A retirement fund does not pay lump sum benefits on the date of receipt of notification of the claim. A lump sum is either paid on the date provided for in the rules of the fund, or in the case of default, after the date provided for in the rules.
It seems that confusion exists among administrators as to how interest on such lump sum benefits should then be treated i.e.: whether the interest should be paid before or after the date on which the fund is obliged to pay the lump sum. Some administrators include the interest in the lump sum benefit payable to a member, whereas other administrators pay the amount separately to the member as interest.
SARS' General Note (GN) 32 attempted to align administrators' treatment of interest in the case of late payment of benefits. GN 32 provided the following:
- Where late payment interest increases a fund’s benefit liability, it is accepted that the interest does not form a separate component from the benefit that is payable to the member. As such, the increased benefit will, in the case of a lump sum benefit, be subject to the provisions of the Second Schedule to the Income Tax Act and, in the case of a pension, be subject to normal tax as an annuity; however
- Where an interest liability arises in addition to and separate from the benefit liability, the fund must annually issue an IT3(b) in respect of the beneficiary, a copy of which must be submitted to SARS.
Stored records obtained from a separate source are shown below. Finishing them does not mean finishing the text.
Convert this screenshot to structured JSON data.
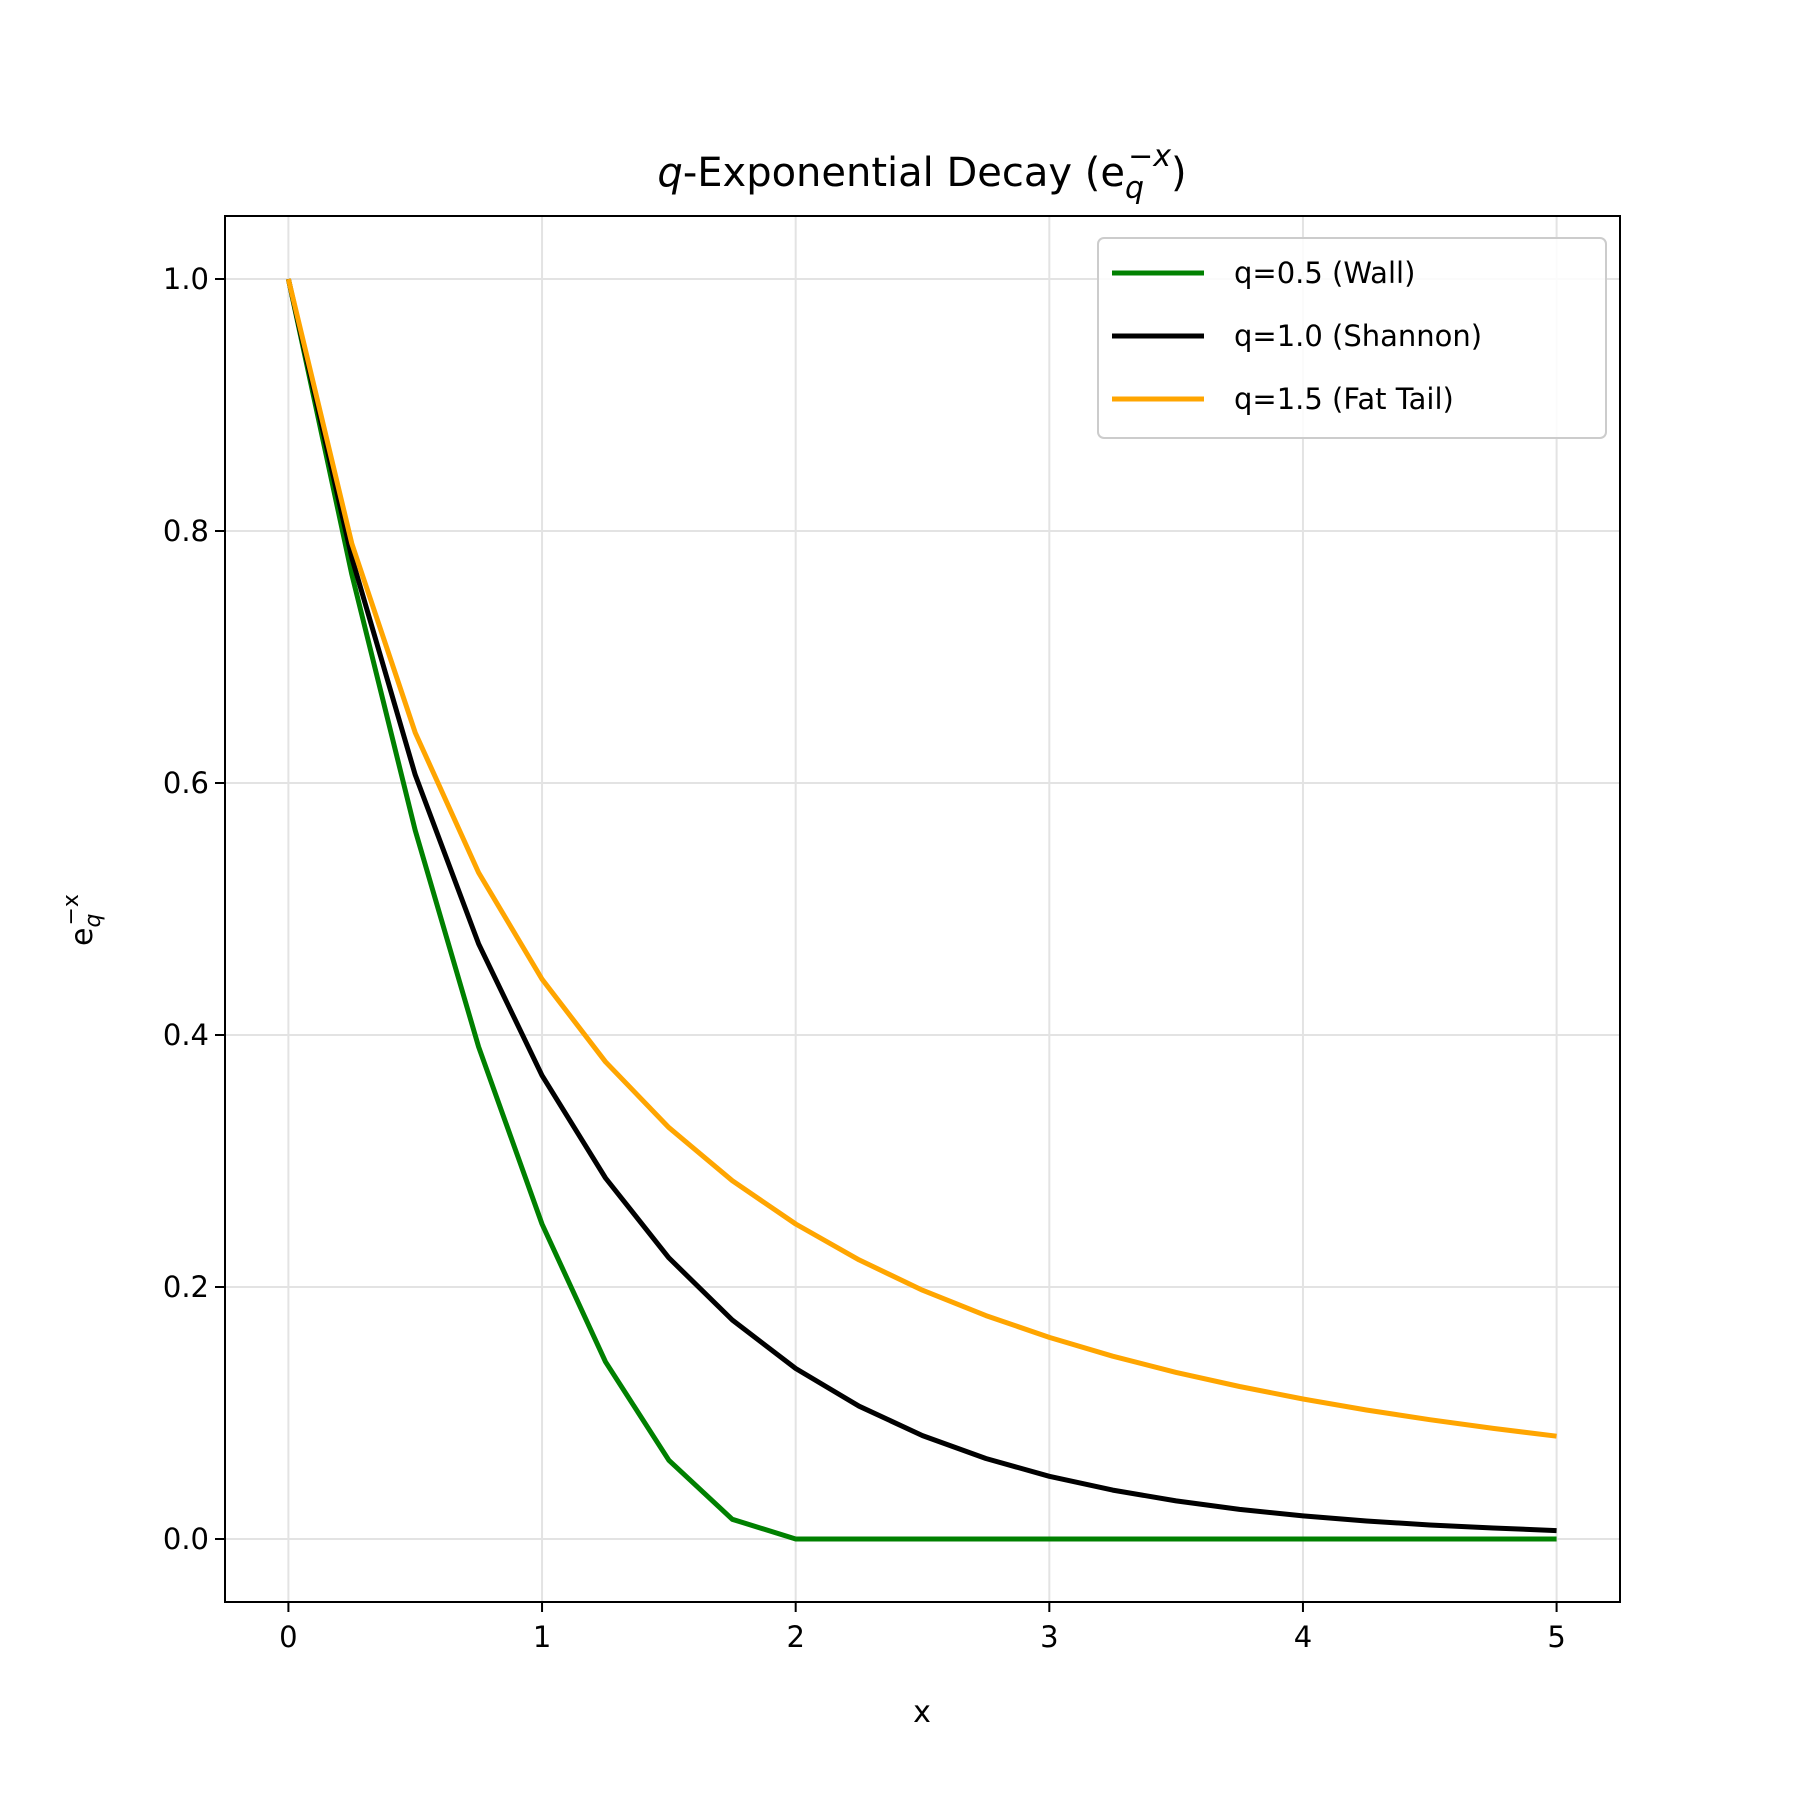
{
  "chart_data": {
    "type": "line",
    "title": "q-Exponential Decay (e_q^{-x})",
    "title_parts": {
      "italic_q": "q",
      "main": "-Exponential Decay (e",
      "sub": "q",
      "sup": "−x",
      "close": ")"
    },
    "xlabel": "x",
    "ylabel": "e_q^{-x}",
    "ylabel_parts": {
      "base": "e",
      "sub": "q",
      "sup": "−x"
    },
    "xlim": [
      -0.25,
      5.25
    ],
    "ylim": [
      -0.05,
      1.05
    ],
    "xticks": [
      0,
      1,
      2,
      3,
      4,
      5
    ],
    "xtick_labels": [
      "0",
      "1",
      "2",
      "3",
      "4",
      "5"
    ],
    "yticks": [
      0.0,
      0.2,
      0.4,
      0.6,
      0.8,
      1.0
    ],
    "ytick_labels": [
      "0.0",
      "0.2",
      "0.4",
      "0.6",
      "0.8",
      "1.0"
    ],
    "grid": true,
    "legend_position": "top-right",
    "x": [
      0,
      0.25,
      0.5,
      0.75,
      1,
      1.25,
      1.5,
      1.75,
      2,
      2.25,
      2.5,
      2.75,
      3,
      3.25,
      3.5,
      3.75,
      4,
      4.25,
      4.5,
      4.75,
      5
    ],
    "series": [
      {
        "name": "q=0.5 (Wall)",
        "color": "#008000",
        "values": [
          1,
          0.7656,
          0.5625,
          0.3906,
          0.25,
          0.1406,
          0.0625,
          0.0156,
          0,
          0,
          0,
          0,
          0,
          0,
          0,
          0,
          0,
          0,
          0,
          0,
          0
        ]
      },
      {
        "name": "q=1.0 (Shannon)",
        "color": "#000000",
        "values": [
          1,
          0.7788,
          0.6065,
          0.4724,
          0.3679,
          0.2865,
          0.2231,
          0.1738,
          0.1353,
          0.1054,
          0.0821,
          0.0639,
          0.0498,
          0.0388,
          0.0302,
          0.0235,
          0.0183,
          0.0143,
          0.0111,
          0.0087,
          0.0067
        ]
      },
      {
        "name": "q=1.5 (Fat Tail)",
        "color": "#FFA500",
        "values": [
          1,
          0.7901,
          0.64,
          0.5289,
          0.4444,
          0.3787,
          0.3265,
          0.2844,
          0.25,
          0.2215,
          0.1975,
          0.1773,
          0.16,
          0.1451,
          0.1322,
          0.121,
          0.1111,
          0.1024,
          0.0947,
          0.0878,
          0.0816
        ]
      }
    ]
  }
}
GN 32 has since been replaced by the Binding General Ruling (BGR) 31 and the above stated position has now been made clearer. BGR 31 provides the following:
- Where an amount is calculated for the period from receipt of notification of the claim form until the date that the fund is obliged to pay the benefit in terms of the rules of the fund, such amount is to be regarded as forming part of the lump sum benefit; and
- Where a fund fails to make payment of the lump sum benefit on the date they are obliged to, then an additional amount that may become payable in these circumstances would constitute interest and is not part of the lump sum benefit. The fund must issue an IT3(b) to the member and send a copy to SARS.